Para el albiceleste, este triunfo significó la cuarta vez en su carrera que se clasificó a los octavos de final de un Grand Slam. Anteriormente, había alcanzado esta instancia en el Australian Open de esta temporada y en Roland Garros en 2023 y 2024.
Hasta entonces, la temporada para el argentino había comenzado en la gira oceánica: tras un debut adverso en Adelaida, logró recomponerse en el Australian Open, donde alcanzó los octavos de final. En Melbourne, su camino se detuvo frente al alemán Alexander Zverev (3°), en un partido exigente que anticipó futuros cruces.
El regreso al continente sudamericano representó, hasta ahora, el momento más alto de su año. Cerúndolo cumplió uno de sus grandes objetivos al consagrarse en el Argentina Open. Sobre el polvo de ladrillo del Buenos Aires Lawn Tennis Club, se quedó con el título tras vencer en la final a Luciano Darderi (22°), apoyado en un tenis agresivo y consistente. Ese impulso se extendió a Santiago de Chile, donde alcanzó las semifinales y ratificó su fortaleza en la región.

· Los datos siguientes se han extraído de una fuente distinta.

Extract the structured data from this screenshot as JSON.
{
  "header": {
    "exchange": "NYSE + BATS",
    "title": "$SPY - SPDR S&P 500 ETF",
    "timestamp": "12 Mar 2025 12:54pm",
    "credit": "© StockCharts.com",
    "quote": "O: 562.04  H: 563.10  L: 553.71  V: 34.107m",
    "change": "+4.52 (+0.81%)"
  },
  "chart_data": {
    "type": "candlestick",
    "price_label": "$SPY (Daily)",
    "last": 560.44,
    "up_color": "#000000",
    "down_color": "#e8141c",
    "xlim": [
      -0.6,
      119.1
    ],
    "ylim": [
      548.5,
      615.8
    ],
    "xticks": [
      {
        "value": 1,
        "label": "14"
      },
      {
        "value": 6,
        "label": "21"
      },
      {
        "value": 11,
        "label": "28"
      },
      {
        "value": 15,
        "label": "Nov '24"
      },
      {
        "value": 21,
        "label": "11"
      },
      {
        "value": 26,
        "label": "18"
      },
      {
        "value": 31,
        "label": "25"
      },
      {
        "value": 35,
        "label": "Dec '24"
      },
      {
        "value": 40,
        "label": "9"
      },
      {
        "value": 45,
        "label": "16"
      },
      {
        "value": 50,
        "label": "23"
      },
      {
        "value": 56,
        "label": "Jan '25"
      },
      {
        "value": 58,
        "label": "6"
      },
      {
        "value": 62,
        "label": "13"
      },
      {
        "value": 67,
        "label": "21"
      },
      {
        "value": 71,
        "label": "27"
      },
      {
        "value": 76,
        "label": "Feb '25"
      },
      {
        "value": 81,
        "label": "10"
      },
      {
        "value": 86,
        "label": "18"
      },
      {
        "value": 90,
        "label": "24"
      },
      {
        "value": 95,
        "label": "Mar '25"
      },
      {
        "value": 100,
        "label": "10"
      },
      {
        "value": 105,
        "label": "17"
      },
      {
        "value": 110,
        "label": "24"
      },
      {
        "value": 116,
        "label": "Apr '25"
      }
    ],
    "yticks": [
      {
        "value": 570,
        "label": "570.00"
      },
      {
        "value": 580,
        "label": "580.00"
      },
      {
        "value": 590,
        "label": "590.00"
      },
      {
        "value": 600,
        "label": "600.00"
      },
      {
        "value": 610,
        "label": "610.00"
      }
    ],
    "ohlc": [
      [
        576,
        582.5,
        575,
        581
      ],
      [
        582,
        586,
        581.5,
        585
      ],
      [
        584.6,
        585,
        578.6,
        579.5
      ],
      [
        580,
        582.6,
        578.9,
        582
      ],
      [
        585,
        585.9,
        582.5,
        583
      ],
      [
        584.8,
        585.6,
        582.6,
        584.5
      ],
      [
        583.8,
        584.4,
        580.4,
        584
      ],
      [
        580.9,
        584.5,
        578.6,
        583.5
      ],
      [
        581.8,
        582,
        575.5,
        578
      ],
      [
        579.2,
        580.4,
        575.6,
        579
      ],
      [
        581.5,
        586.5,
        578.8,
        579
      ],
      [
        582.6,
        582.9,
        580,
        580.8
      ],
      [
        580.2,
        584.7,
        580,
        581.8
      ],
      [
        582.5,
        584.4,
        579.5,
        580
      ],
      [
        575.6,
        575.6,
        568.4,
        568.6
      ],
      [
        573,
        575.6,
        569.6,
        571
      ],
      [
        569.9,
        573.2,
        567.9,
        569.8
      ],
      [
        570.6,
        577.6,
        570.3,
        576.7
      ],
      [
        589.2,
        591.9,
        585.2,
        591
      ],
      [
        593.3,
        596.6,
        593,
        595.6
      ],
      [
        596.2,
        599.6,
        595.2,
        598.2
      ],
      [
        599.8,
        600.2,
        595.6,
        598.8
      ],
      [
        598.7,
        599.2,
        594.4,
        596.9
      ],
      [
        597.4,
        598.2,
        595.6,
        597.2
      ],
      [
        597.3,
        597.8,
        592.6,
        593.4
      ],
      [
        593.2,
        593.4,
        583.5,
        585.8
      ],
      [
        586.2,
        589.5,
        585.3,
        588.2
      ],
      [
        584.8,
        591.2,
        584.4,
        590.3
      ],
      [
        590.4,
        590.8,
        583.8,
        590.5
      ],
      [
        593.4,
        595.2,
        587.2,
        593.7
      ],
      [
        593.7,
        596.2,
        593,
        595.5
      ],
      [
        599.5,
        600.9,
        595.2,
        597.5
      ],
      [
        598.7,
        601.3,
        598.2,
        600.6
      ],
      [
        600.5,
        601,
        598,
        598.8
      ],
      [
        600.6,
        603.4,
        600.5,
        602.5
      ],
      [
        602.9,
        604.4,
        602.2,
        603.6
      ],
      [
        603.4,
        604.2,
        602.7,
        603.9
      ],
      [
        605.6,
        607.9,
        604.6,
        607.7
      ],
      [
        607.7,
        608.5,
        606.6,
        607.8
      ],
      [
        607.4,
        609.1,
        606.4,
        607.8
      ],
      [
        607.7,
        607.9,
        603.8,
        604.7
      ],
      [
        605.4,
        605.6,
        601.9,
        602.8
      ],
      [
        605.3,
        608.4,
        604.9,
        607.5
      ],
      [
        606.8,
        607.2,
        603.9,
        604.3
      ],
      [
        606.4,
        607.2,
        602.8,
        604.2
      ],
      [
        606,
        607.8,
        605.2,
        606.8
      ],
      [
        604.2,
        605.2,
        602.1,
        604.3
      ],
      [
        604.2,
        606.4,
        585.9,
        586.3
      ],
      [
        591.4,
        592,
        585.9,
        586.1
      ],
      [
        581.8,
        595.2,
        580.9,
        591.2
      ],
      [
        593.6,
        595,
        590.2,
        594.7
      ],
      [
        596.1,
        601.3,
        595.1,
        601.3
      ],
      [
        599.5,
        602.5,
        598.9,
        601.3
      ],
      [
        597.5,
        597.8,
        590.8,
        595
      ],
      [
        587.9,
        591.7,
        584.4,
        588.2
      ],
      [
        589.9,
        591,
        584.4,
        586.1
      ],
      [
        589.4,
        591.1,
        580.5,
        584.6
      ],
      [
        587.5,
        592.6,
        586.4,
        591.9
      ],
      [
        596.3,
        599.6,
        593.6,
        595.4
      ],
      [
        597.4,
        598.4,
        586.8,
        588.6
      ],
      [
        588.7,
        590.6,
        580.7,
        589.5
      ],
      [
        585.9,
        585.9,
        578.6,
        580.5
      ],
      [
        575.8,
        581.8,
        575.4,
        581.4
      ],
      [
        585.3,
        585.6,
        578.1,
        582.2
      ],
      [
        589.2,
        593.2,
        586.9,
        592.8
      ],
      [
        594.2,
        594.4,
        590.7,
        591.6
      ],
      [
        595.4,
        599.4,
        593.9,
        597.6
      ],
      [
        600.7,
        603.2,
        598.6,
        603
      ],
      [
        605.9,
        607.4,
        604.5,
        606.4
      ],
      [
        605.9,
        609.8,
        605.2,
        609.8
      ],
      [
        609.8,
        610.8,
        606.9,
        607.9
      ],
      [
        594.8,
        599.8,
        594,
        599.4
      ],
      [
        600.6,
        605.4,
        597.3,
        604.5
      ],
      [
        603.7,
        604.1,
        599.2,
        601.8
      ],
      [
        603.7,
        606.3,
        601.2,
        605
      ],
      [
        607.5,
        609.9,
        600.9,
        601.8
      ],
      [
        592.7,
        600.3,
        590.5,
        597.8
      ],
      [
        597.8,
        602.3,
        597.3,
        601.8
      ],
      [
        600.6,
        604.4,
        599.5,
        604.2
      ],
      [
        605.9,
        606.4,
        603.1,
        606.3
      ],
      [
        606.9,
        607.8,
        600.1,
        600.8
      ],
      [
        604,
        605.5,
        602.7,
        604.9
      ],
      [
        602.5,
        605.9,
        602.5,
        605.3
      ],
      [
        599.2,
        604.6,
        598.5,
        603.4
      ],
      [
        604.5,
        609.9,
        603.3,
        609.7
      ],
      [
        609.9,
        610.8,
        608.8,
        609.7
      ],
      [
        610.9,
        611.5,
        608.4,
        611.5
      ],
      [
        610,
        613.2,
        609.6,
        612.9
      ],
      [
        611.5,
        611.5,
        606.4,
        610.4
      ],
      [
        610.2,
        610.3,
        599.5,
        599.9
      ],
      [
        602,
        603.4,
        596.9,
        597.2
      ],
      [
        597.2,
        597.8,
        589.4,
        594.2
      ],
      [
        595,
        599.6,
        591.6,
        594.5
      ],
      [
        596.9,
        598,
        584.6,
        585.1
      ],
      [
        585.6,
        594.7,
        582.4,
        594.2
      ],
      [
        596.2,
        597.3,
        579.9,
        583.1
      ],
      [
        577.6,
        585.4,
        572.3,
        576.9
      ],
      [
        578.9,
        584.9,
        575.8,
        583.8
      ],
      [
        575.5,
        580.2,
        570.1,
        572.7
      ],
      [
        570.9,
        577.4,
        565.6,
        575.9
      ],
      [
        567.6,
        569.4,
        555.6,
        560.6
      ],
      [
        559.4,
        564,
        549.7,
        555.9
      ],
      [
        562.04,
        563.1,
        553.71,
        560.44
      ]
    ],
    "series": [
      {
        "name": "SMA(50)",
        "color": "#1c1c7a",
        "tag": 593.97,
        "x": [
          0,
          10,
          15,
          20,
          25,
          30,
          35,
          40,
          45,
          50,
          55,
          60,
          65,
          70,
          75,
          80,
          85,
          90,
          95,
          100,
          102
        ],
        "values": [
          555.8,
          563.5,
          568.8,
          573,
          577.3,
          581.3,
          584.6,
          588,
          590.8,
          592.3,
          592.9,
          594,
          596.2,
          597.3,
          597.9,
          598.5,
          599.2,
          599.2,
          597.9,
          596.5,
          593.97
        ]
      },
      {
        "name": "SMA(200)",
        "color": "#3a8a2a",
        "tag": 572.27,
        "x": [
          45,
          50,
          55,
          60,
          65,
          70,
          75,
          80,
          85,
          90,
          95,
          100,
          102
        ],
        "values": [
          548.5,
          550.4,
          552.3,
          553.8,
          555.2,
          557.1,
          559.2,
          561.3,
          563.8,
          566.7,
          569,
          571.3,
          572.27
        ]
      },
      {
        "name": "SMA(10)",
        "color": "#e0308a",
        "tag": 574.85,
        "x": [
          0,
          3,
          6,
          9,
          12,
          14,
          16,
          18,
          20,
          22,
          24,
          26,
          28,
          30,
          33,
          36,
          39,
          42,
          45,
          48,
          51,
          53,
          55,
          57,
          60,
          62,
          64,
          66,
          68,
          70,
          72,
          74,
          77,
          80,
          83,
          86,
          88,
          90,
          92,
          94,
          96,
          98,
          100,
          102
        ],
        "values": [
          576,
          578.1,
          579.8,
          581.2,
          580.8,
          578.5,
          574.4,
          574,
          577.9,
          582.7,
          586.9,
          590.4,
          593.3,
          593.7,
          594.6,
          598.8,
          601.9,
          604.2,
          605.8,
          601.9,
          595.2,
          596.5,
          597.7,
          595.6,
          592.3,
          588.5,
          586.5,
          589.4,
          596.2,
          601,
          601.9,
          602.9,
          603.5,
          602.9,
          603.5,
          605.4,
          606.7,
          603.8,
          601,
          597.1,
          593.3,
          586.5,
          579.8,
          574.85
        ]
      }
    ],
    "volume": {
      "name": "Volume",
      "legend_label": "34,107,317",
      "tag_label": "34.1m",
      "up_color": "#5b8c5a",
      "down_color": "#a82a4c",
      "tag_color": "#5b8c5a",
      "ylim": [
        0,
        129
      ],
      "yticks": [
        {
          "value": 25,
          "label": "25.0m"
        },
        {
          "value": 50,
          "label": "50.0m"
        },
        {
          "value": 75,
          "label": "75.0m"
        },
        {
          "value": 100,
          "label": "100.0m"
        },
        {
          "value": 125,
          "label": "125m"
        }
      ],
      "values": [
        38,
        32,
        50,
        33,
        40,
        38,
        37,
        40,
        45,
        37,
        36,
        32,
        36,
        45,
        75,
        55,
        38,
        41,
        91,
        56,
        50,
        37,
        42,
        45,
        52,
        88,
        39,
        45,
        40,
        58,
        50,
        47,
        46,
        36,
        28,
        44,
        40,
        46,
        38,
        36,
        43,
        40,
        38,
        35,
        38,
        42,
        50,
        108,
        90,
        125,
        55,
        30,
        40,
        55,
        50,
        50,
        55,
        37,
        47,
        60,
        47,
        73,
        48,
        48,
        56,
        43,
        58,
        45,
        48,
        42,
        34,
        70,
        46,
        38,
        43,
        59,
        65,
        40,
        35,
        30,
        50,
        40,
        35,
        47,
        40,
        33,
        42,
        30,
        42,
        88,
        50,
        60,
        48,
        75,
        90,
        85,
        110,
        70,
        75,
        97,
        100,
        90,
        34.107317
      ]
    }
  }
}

La gira norteamericana dejó sensaciones mixtas. En Indian Wells se despidió en la tercera ronda, mientras que en el Miami Open logró avanzar hasta los cuartos de final. Sin embargo, en esa instancia volvió a cruzarse con Zverev, quien nuevamente se impuso y reafirmó su predominio en los enfrentamientos recientes.
Con el inicio de la temporada europea sobre tierra batida, aparecieron algunas irregularidades. En el Masters 1000 de Montecarlo quedó eliminado en su segundo partido, en Madrid, en los octavos de final, y en Roma, en la R32. En Múnich, pese a mostrar pasajes de buen nivel, se despidió en los cuartos de final. En Roland Garros cayó en la tercera ronda. En su reencuentro con el césped, se consagró campeón en Queen’s tras superar en la final al estadounidense Tommy Paul (21°). Luego perdió en la segunda ronda de Wimbledon y en su estadía en América se despidió de forma prematura en Los Cabos y en los Masters 1000 de Montreal y Cincinnati.